RGPD

Comment mener une AIPD : méthode étape par étape et checklist 2026

L'AIPD est obligatoire dès qu'un traitement présente un risque élevé (art. 35 RGPD). Méthode en 4 étapes, critères CNIL et checklist prête à l'emploi.

Équipe ConsentLab14 min de lecture

Une AIPD est obligatoire dès qu'un traitement de données est susceptible d'engendrer un risque élevé pour les droits et libertés des personnes concernées. C'est ce que pose l'article 35 du RGPD, et c'est souvent là que le doute commence pour un DPO : ce traitement franchit-il le seuil, ou non ?

L'analyse d'impact relative à la protection des données ne se résume pas à un formulaire à remplir. C'est une démarche de conception qui documente un traitement, en évalue la nécessité, cartographie les risques pour les personnes et définit les mesures qui les ramènent à un niveau acceptable. Bien menée, elle protège les personnes concernées et sécurise votre organisation en cas de contrôle.

Ce guide vous donne une définition claire, les cas où l'AIPD est obligatoire selon l'article 35 et la liste de la CNIL, les 3 critères de risque élevé, la méthode en 4 étapes appuyée sur l'outil PIA de la CNIL, et une checklist actionnable. Vous saurez aussi qui mène l'AIPD et quand consulter la CNIL.

Besoin du cadre complet du RGPD avant de vous lancer ? Consultez notre guide RGPD.

Qu'est-ce qu'une AIPD (analyse d'impact relative à la protection des données) ?

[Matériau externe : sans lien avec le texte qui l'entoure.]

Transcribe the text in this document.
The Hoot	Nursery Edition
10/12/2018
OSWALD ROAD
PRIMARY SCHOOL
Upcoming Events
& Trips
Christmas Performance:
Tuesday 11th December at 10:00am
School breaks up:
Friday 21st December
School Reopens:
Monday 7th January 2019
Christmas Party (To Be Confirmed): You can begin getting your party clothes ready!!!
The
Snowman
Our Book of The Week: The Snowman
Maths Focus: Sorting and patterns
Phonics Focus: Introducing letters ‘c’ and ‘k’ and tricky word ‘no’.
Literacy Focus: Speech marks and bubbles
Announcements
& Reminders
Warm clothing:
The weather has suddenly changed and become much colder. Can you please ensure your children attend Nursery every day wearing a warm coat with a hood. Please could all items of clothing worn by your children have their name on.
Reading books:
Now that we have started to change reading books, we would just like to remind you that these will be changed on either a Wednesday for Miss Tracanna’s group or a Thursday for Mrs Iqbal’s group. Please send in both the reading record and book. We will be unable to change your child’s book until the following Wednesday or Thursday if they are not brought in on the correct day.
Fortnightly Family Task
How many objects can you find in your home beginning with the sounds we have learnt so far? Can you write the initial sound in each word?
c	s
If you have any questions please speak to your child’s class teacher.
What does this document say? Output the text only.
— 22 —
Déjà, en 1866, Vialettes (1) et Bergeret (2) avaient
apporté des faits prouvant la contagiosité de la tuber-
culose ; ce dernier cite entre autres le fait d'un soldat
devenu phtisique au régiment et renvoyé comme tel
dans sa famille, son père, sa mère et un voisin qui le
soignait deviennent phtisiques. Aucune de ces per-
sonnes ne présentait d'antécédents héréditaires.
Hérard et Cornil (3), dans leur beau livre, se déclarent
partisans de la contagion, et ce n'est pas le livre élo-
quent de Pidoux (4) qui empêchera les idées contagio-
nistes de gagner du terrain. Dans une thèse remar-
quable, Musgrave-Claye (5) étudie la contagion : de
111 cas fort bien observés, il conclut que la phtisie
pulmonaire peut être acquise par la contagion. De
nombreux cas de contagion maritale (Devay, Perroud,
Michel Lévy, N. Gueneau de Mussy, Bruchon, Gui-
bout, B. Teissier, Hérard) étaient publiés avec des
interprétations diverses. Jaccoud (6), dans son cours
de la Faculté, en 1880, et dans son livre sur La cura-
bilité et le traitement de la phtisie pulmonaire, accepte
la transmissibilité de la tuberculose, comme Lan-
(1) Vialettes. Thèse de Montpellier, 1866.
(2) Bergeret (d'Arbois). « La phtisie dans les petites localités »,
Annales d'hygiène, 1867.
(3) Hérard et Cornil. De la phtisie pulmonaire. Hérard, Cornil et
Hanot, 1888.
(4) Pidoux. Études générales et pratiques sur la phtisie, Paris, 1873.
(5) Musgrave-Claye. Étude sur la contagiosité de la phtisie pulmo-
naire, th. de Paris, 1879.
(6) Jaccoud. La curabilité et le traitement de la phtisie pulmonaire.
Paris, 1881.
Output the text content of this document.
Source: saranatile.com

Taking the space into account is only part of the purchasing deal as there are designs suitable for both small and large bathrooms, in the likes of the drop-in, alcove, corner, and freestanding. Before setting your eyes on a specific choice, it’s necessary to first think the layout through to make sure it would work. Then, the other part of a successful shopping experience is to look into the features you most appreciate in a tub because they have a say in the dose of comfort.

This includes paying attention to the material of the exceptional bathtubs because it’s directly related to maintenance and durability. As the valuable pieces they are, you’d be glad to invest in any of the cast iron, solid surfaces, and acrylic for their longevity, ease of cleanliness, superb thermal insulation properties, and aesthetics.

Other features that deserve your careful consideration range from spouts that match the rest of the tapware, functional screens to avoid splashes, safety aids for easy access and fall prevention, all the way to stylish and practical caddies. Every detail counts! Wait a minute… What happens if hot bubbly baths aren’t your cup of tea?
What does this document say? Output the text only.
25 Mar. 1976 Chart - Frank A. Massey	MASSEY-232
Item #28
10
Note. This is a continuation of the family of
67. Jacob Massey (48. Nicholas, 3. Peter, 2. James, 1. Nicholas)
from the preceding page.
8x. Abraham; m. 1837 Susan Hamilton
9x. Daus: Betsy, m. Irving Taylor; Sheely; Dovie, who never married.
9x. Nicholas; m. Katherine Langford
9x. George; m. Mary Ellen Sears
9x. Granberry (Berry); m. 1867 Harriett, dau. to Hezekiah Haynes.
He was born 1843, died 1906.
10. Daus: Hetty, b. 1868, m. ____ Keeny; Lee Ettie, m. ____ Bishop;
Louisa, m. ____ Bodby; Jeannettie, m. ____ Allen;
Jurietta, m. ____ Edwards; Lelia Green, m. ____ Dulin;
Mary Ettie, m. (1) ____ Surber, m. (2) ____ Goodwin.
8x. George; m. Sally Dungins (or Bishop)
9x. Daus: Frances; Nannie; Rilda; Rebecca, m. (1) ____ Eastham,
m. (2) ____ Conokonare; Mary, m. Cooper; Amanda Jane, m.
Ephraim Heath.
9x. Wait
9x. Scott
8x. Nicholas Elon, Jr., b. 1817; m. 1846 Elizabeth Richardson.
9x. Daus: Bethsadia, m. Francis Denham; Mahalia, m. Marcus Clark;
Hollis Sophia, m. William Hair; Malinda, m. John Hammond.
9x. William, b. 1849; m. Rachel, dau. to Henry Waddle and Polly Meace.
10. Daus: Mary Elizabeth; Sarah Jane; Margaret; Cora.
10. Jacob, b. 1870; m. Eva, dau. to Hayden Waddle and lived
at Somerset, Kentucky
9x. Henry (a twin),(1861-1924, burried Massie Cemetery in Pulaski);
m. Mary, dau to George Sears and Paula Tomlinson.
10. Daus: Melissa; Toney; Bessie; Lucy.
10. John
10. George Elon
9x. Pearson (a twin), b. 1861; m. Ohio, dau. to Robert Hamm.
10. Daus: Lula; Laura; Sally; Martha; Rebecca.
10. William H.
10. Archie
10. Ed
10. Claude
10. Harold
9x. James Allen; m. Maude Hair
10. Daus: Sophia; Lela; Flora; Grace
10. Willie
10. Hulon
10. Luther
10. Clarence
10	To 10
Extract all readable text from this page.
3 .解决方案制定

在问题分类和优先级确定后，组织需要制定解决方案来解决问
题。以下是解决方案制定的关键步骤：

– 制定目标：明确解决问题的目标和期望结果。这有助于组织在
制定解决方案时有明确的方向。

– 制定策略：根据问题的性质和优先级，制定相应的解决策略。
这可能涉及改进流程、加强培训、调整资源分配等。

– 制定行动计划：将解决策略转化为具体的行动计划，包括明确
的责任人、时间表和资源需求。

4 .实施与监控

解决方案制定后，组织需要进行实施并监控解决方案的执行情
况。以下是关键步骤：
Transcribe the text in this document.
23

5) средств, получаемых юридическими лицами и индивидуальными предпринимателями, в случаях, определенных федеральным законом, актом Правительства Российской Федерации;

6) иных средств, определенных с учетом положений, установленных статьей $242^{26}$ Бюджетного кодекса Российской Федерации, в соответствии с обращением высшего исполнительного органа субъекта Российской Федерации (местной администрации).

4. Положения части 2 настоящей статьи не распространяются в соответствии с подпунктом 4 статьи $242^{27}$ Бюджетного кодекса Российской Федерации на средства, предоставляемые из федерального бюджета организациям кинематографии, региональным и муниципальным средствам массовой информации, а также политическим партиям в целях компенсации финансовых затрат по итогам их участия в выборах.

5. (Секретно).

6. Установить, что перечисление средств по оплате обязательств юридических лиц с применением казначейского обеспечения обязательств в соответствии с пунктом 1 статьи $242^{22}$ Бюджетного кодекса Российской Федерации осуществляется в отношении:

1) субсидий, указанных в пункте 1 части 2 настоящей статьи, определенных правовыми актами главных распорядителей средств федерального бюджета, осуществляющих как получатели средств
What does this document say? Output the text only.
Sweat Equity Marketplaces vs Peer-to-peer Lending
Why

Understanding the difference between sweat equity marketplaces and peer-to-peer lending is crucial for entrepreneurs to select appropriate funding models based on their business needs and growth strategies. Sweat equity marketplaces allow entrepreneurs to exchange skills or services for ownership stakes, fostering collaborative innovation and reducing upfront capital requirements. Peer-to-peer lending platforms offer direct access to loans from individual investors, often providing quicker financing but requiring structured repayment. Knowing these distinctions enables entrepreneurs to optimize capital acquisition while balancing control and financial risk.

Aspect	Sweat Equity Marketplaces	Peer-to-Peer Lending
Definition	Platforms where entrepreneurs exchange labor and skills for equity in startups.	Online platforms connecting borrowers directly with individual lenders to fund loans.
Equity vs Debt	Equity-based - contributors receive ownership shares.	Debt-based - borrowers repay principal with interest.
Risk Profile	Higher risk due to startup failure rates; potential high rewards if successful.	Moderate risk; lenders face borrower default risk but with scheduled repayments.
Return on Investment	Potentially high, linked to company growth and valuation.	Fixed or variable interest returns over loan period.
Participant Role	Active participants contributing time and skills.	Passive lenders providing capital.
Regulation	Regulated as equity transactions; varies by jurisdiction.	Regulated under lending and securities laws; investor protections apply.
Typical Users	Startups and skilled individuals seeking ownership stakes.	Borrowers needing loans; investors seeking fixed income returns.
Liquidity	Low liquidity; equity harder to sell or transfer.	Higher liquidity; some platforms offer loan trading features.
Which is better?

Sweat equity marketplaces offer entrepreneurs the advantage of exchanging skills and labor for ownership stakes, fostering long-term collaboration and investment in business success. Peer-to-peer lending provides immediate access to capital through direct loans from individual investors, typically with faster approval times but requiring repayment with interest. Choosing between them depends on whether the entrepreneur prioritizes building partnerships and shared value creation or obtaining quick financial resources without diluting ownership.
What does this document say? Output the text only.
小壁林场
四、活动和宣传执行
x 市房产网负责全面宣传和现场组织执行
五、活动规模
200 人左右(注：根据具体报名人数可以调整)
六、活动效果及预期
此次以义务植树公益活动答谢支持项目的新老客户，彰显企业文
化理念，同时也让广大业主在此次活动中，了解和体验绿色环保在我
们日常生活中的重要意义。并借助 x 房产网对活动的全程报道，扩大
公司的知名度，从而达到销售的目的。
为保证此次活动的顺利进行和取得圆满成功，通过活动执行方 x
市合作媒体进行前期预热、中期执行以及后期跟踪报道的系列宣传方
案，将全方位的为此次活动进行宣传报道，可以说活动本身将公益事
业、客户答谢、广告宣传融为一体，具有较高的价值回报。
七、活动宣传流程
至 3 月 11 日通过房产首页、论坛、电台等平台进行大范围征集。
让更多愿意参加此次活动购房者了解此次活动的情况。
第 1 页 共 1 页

Une AIPD est une étude documentée qui décrit un traitement de données personnelles, évalue sa nécessité et sa proportionnalité, puis identifie les risques pour les personnes concernées afin de définir les mesures qui les réduisent. Le terme anglais équivalent est DPIA, pour Data Protection Impact Assessment.

L'AIPD est prévue par l'article 35 du RGPD. Elle intervient avant la mise en œuvre du traitement, au stade de la conception, dans une logique de protection des données dès la conception. Sa finalité n'est pas de bloquer un projet, mais de démontrer que les risques ont été anticipés et maîtrisés.

Un outil de conformité et de preuve

L'AIPD matérialise le principe de responsabilité du RGPD. Face à un contrôle, elle prouve que vous avez analysé un traitement à risque avant de le lancer. Sa tenue et sa mise à jour font partie des documents qu'un responsable de traitement doit pouvoir présenter.

AIPD, PIA, DPIA : le même exercice

Les sigles varient selon la source. La CNIL parle d'AIPD et diffuse un logiciel nommé PIA. Le texte européen et la littérature anglophone parlent de DPIA. Ces trois termes désignent la même analyse. Pour une définition courte, voyez notre entrée de glossaire AIPD.

Ce que l'AIPD n'est pas

L'AIPD ne remplace ni le registre des traitements, qui recense l'ensemble de vos traitements, ni la cartographie globale des risques. Elle se concentre sur un traitement précis jugé à risque élevé, et va plus loin dans le détail.

Quand une AIPD est-elle obligatoire ? Article 35 et liste CNIL

Une AIPD est obligatoire lorsqu'un traitement est susceptible d'engendrer un risque élevé pour les droits et libertés des personnes concernées, en particulier en cas de recours à de nouvelles technologies. C'est le principe général de l'article 35(1) du RGPD.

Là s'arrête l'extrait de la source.